Statistical Evaluation
Before feeding extracted feature matrix numbers into ensemble models, kreview utilizes native scipy.stats functionality executed in evaluate_feature().
Our data almost never follows a clean parametric distribution, so we strictly use non-parametric tests.
flowchart LR
classDef step fill:#8b5cf6,stroke:#5b21b6,color:#fff;
A["Feature Matrix"]:::step --> B["Kruskal-Wallis\n(4-group omnibus)"]:::step
B --> C["Mann-Whitney U\n(pairwise)"]:::step
C --> D["Cohen's d\n(effect size)"]:::step
D --> E["Spearman Rank\n(confounders)"]:::step
E --> F["Pass to ML\nModels"]:::step
The 4-Way Omnibus Test (Kruskal-Wallis)
We group the sample's generated feature matrices by the 4 primary CtDNALabeler labels (True ctDNA+, Possible ctDNA+, Possible ctDNA−, Healthy Normal).
Because we are checking more than two independent samples to determine if they originate from the same distribution, we employ the Kruskal-Wallis H-test (stats.kruskal).
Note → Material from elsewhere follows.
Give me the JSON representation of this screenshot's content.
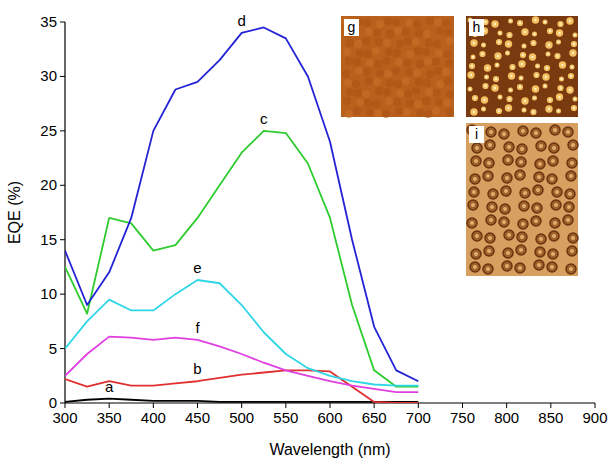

If the omnibus \(p\)-value is significant (\(p < 0.05\)), it suggests that the feature is stratifying at least one label group. Pairwise analysis then identifies which groups differ.
Pairwise Separation (Mann-Whitney U)
We run five independent 2-sample Mann-Whitney U rank-sum tests:
| Pair | Clinical Question |
|---|---|
| True ctDNA+ vs Healthy Normal | Can this feature distinguish confirmed cancer from healthy? |
| Possible ctDNA+ vs Healthy Normal | Does the signal extend to unconfirmed positives? |
| True ctDNA+ vs Possible ctDNA+ | Can it differentiate confirmed from uncertain? |
| Possible ctDNA− vs Healthy Normal | Is there any signal in likely-negative patients? |
| True ctDNA+ vs Possible ctDNA− | How strong is the full positive-negative gap? |
We additionally compute a Rank-Biserial correlation to understand the direction and magnitude of separation.
Benjamini-Hochberg FDR Correction
Because kreview executes five independent pair-wise checks simultaneously, it introduces a significant multiple-testing problem. To prevent artificially inflated False Positive rates (p-hacking), the engine natively applies the Benjamini-Hochberg Method to wrap all 5 raw \(p\)-values. The generated fdr_pvalue arrays are what you should evaluate for true significance.
Effect Size (Cohen's d)
As an accompaniment to strict \(p\)-values (which easily become inflated by large sample cohorts), we compute Cohen's d. This represents the standardized difference between two means (True+ vs Healthy):
| Cohen's d | Interpretation |
|---|---|
| \(d \ge 0.8\) | Large biological separation |
| \(0.5 \le d < 0.8\) | Medium separation |
| \(d < 0.5\) | Small or negligible |
Confounder Tracking (Spearman Rank)
Fragmentomics logic is notorious for being accidentally driven by sequencing depth rather than actual biological shedding signals.
To prevent this, evaluate_feature independently extracts Spearman Rank Correlations mapping the generated feature against:
max_vaf— Is the feature actually scaling linearly with structural tumor burden?total_fragments— Is the feature artificially inflating simply because a sample was sequenced to 4,000x depth?
High Spearman Depth Correlation
If spearman_depth_r > 0.5, the feature may be a sequencing artifact rather than a true biological signal. Interpret its AUC with caution.
Per-Feature QC Metrics
In addition to statistical tests, evaluate_feature() computes three data quality fields for each feature:
| Metric | Field | Purpose |
|---|---|---|
| Missing count | n_missing |
Number of NaN values in the feature column |
| Missing percentage | pct_missing |
Percentage of samples with NaN (0–100) |
| Zero variance | is_zero_variance |
Whether std == 0 after dropping NaN (constant feature) |
These metrics are saved to *_eval_stats.parquet and surfaced in the dashboard's Cohort & QC page.